Yürüyen canlıların ruhu olduğu gibi zaferlerin de ruhu vardır.
En az yüz binden fazla (bazı tarihçilere göre 150- 700 bin arası) Bizans ordusuna karşı savaşmaya karar vermiş Selçuklu hükümdarının ordusu bazı tarihçilere göre 15- 50 bin arasıydı.
Selçuklu hükümdarı ALP ARSLAN, öncelikle barış teklifinde bulundu.
Bizans İmparatoru’ndan şu cevabı almıştı: “Bu yabani herif barış istiyorsa, şimdi çadır kurup oturduğu yerlerden çekilsin ve ilk önce buraları hep Bizans ordusuna bıraksın. Rey şehrine gidip orada kalsın. Sadakatini göstermek için de karısını bize göndersin.”
Bu cevap, savaşın kaçınılmazlığını ortaya koyuyordu.
Bunun için de Alp Arslan hemen harekete geçmek istemesine rağmen Fıkıh(İslam Hukuku) hocası ona şu öğütte bulundu:
“Bugün bekle ve acele etme. Yarın cuma günüdür. Bütün dünya Müslümanları namaz kılacak ve senin zaferin için de dua edeceklerdir. Allah Teala’nın kulları senin için dua ettikten sonra harekete geç. Olur ki, bunlar arasında birinin duası makbule geçer. Nitekim, Allah kullarının duası mücahitlerin kılıcı ile birlikte çalışacaktır...”
Ve Alp Arslan, hocasının öğüdünü dinleyerek cuma gününü beklemiştir.

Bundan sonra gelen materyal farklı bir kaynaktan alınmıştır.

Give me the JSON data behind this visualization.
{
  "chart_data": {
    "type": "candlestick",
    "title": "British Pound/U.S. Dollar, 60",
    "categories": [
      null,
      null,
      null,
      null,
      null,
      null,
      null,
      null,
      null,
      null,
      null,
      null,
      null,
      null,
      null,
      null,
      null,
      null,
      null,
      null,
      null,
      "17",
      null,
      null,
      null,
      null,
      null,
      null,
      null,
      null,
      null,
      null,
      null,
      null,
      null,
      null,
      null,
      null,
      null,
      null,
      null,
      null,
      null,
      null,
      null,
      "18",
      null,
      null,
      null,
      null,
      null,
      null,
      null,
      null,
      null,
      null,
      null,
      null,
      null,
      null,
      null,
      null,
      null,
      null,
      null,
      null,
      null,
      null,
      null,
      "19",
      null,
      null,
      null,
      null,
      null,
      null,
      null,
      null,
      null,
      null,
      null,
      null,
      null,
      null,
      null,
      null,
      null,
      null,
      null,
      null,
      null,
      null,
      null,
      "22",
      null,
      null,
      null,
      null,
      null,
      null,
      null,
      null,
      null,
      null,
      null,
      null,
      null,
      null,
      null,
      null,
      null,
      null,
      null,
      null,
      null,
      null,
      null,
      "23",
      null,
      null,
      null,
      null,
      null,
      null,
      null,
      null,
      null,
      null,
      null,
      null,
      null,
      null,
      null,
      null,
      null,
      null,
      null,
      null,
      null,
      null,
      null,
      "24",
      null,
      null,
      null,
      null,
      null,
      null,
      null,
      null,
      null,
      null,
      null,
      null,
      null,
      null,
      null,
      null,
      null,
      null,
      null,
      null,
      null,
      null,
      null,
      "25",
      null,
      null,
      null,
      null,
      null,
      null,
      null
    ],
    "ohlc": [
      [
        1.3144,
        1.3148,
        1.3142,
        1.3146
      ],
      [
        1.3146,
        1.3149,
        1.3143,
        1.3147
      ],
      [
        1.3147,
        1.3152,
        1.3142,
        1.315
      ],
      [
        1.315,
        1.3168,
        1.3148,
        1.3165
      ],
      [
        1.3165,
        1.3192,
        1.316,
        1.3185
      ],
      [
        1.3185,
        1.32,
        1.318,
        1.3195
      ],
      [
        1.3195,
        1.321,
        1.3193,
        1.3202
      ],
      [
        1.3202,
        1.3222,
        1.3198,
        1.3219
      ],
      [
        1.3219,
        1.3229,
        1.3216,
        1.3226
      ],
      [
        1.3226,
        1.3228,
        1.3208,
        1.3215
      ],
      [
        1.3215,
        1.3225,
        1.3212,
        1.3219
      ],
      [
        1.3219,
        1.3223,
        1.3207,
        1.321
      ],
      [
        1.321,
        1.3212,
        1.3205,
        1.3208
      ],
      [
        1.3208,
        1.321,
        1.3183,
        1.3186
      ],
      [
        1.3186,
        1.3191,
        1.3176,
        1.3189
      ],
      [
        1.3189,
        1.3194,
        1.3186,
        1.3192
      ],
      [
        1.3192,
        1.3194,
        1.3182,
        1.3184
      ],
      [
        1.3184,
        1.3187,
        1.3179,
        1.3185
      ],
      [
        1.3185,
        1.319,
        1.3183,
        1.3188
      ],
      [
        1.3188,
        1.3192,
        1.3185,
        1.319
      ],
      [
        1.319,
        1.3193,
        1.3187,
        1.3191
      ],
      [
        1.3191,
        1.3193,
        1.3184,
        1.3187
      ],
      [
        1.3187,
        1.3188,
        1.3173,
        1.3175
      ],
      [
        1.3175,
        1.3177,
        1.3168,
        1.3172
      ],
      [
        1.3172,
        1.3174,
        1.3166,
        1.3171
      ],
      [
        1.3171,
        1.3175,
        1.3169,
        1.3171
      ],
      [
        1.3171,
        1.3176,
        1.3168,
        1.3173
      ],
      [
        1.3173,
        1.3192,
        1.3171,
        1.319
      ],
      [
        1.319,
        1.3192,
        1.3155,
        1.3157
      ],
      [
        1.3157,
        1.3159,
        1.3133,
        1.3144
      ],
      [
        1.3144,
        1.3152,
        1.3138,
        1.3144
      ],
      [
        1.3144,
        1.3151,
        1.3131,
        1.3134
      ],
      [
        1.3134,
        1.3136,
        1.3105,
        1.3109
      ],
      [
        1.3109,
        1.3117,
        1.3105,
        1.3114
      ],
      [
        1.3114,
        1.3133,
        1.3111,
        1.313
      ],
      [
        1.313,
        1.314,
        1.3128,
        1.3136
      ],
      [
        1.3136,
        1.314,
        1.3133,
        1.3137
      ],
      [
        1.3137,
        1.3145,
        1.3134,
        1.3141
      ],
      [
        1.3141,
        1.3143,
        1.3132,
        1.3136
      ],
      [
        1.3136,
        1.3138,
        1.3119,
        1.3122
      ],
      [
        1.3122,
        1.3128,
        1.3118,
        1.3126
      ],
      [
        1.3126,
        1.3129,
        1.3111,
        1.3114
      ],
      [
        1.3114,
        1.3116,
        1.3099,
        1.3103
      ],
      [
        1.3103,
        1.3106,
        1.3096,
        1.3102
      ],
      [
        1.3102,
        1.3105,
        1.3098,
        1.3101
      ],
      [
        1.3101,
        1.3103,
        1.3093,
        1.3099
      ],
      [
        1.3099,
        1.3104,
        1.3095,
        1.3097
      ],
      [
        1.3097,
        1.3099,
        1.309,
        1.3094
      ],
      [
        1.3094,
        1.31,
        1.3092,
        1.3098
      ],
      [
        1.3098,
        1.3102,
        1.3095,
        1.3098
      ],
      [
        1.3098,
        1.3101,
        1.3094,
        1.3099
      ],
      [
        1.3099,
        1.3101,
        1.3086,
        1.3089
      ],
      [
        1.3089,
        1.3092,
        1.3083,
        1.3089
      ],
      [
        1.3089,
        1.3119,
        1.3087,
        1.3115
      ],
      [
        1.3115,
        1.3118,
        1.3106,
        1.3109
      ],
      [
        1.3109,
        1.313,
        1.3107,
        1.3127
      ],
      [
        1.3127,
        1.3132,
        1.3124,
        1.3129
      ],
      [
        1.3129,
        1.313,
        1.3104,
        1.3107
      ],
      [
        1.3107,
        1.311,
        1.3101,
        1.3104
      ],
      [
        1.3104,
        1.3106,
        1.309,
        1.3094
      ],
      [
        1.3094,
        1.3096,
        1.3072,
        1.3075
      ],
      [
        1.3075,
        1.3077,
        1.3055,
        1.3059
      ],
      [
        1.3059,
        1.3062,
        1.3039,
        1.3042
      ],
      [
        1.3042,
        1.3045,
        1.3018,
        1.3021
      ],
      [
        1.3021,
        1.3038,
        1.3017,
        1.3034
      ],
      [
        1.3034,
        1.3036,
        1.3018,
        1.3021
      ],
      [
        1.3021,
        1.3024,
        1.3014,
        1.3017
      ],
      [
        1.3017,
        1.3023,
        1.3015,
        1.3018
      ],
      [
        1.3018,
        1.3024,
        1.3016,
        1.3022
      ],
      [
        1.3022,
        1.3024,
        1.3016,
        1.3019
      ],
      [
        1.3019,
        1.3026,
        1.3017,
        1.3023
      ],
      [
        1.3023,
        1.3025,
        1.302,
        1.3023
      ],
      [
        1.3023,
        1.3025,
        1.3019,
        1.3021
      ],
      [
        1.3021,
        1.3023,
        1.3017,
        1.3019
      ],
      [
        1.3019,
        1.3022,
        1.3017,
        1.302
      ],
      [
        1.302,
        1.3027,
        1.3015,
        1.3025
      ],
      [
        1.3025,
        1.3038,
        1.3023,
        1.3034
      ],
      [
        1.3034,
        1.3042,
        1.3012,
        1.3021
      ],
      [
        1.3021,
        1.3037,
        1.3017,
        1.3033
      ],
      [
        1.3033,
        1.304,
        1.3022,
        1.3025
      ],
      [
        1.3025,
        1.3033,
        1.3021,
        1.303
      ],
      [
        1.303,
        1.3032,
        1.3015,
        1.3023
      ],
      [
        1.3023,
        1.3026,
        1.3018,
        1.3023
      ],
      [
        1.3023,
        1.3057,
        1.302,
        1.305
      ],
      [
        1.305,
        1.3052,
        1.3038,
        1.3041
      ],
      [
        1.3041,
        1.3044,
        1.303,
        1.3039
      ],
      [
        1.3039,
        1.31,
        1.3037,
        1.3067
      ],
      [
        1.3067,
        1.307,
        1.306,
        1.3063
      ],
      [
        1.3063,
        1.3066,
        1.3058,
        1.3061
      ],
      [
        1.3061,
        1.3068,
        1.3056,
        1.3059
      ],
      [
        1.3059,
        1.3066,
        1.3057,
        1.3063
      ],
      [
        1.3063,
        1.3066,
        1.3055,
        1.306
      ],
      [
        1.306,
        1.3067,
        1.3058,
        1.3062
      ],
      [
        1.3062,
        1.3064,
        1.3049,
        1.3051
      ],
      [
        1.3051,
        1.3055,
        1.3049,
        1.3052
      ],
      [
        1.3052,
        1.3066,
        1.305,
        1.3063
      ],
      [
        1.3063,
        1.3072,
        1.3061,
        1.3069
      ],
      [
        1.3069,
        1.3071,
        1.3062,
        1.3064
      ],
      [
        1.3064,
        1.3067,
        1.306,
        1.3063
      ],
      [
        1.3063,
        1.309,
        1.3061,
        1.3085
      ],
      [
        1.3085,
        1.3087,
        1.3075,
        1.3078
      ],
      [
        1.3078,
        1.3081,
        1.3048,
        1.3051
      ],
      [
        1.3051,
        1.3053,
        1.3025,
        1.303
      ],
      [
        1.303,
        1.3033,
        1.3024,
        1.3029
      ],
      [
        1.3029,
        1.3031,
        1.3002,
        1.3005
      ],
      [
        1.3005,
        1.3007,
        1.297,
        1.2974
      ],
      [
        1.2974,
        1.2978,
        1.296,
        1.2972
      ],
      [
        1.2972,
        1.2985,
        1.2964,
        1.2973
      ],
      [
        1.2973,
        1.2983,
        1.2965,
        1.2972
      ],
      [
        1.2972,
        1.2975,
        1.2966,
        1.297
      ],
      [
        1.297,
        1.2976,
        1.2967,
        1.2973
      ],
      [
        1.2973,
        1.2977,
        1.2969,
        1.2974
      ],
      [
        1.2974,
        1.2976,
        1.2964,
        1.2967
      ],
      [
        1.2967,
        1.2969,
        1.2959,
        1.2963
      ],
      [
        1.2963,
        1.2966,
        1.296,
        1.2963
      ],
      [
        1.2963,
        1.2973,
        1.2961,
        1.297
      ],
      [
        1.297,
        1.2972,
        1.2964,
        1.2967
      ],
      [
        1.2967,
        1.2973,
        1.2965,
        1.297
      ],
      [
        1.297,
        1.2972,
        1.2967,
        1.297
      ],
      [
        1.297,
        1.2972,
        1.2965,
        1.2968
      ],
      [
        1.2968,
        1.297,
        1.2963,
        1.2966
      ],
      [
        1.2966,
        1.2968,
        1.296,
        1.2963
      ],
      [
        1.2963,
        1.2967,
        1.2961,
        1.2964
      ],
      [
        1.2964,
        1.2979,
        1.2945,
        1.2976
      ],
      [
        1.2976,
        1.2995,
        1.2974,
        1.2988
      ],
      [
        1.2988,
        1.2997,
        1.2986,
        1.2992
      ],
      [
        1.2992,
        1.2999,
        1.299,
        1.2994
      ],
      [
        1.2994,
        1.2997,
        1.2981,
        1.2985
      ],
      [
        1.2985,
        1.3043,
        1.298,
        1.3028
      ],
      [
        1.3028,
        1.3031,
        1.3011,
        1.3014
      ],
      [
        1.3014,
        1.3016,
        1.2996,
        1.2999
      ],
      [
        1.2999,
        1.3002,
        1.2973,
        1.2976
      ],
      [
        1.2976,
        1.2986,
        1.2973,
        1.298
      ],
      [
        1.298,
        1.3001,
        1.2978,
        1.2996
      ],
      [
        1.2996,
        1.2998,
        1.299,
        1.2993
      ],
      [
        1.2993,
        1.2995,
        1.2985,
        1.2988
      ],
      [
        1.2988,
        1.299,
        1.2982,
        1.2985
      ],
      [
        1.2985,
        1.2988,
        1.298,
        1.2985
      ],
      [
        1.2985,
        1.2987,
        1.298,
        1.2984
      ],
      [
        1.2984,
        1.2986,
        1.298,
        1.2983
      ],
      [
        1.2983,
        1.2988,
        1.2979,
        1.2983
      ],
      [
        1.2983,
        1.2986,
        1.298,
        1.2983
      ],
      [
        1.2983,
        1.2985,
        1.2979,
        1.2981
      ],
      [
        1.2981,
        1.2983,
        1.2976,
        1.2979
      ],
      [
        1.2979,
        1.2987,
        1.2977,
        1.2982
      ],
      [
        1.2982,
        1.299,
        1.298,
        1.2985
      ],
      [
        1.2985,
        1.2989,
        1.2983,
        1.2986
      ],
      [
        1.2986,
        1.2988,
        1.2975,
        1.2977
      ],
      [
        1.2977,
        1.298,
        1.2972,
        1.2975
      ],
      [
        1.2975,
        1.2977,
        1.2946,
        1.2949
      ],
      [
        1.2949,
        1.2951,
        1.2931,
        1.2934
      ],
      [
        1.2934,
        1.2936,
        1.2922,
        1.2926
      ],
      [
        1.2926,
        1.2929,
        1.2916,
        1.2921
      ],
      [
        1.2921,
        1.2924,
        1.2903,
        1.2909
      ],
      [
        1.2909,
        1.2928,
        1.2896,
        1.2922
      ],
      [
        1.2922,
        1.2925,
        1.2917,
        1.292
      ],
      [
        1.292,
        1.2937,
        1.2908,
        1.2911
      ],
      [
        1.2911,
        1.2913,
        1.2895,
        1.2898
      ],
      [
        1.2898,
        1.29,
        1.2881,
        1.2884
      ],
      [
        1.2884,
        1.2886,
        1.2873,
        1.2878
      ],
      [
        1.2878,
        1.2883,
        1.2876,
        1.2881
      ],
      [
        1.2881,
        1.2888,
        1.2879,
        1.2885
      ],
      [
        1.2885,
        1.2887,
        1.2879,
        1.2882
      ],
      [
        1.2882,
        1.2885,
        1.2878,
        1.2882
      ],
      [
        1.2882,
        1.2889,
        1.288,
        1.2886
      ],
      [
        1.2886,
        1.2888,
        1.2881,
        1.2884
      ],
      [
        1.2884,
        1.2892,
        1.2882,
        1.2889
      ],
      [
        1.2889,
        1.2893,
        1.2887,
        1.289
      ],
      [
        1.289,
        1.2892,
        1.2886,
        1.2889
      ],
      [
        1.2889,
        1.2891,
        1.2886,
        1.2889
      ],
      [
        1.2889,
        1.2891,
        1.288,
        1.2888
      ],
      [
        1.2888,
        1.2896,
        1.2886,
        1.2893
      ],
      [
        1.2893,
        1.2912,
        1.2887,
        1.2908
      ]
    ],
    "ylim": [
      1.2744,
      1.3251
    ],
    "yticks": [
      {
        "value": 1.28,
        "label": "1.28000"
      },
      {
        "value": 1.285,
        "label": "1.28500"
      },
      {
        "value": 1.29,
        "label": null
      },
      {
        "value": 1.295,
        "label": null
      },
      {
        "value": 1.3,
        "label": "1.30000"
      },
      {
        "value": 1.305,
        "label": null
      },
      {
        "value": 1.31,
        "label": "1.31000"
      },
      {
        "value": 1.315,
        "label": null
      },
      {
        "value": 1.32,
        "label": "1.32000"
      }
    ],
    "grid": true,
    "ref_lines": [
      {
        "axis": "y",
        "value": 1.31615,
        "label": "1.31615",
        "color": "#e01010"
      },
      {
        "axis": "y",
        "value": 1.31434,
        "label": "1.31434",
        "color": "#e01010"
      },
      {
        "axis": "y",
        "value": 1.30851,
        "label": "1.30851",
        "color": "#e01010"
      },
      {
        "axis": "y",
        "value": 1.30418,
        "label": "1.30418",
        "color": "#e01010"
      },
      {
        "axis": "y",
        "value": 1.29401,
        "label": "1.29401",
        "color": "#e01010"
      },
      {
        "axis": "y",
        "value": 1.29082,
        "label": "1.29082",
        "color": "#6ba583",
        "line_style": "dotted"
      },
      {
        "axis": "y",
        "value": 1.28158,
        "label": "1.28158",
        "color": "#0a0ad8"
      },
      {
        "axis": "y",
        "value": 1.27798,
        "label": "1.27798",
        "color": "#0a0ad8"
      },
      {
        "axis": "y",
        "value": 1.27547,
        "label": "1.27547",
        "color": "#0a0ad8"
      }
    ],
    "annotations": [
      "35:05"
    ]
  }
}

Cuma günü tüm askerler ve sivil halk birlikte Allah’a dua ettikten sonra Sultan Alp Arslan şu konuşmayı yapmıştır:
“ Ey Müslümanlar! Önümüzdeki bu savaş, İslamın mukadderatını tayin edecek bir savaştır…Kim şehitlik saadetine ermek istiyorsa bizimle gelsin. Kim ki, bunu istemiyorsa çıkıp gidebilir. Bugün artık ne padişah, ne sultan ne de kumandan var. Hep Müslüman kardeşleriz. Hep kılıca sarılacağız... Bu savaş diğer savaşlara benzemez…”
Atına binerken de askerlerine son sözlerini söylemişti:
“ Ben şehit olursam, işte üzerimdeki bu elbise benim için kefendir. Beni bununla gömersiniz. Şimdi isteyen gelebilir…”
İşte zaferin gerçek ruhu budur. Komutan ve askerin aynı ruh ve amaç için düşmanın karşısına inanarak çıkmasıdır.
Tarihimizde zaferlerimizin ruhu bu olmuştur. Şehit ve gazilerimizi rahmetle anıyoruz.